What's your point? It is both an empirical fact and according to theory that the traveling piece of wood would have aged less. So what? It doesn't matter what you use to detect the differential aging, it's there and that's a fact. The rate of radioactive decay, like the rate of all biological processes, for the traveling piece just ticks along at 1 second per second, just as you are doing right now even though you are traveling at near light speed.

russ_watters
phinds said:
But you persist in believing that relativity does something that it does not do. You will NEVER understand how relativity does something when it doesn't DO that something. Again, study the science rather than argue about it.

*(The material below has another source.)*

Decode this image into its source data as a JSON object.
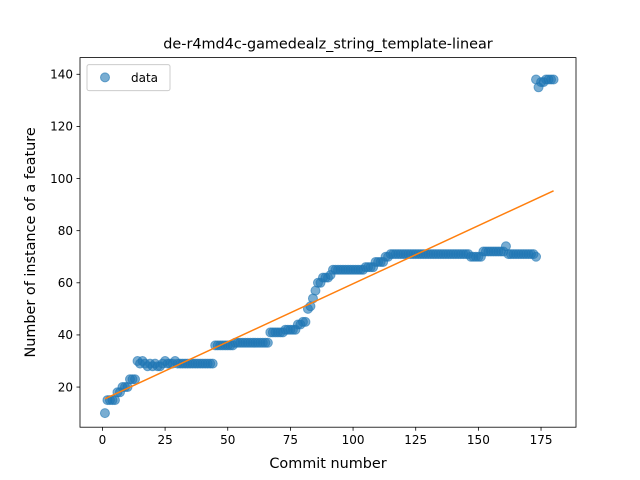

Your first response brought up the fact that we are already traveling extremely fast. That's all. Do you often start your experiments with items that do not have an impact on the results? I didn't include the speed of the Earth, the Milky Way, the Universe, because they had no bearing on the question posed. You understood the intent of the question at the outset and chose provide a snarky response.

Atari_Me said:
Your first response brought up the fact that we are already traveling extremely fast. That's all. Do you often start your experiments with items that do not have an impact on the results? I didn't include the speed of the Earth, the Milky Way, the Universe, because they had no bearing on the question posed. You understood the intent of the question at the outset and chose provide a snarky response.
And yet you chose to include the speed of an object. Which is equally irrelevant. Speed is not an invariant property of an object.

Atari_Me said:
Your first response brought up the fact that we are already traveling extremely fast. That's all. Do you often start your experiments with items that do not have an impact on the results? I didn't include the speed of the Earth, the Milky Way, the Universe, because they had no bearing on the question posed. You understood the intent of the question at the outset and chose provide a snarky response.
My response was intended to point out to you the error in your thought process, exactly as was zapper in post #23. You continue to seem more interested in arguing about it than in learning the science.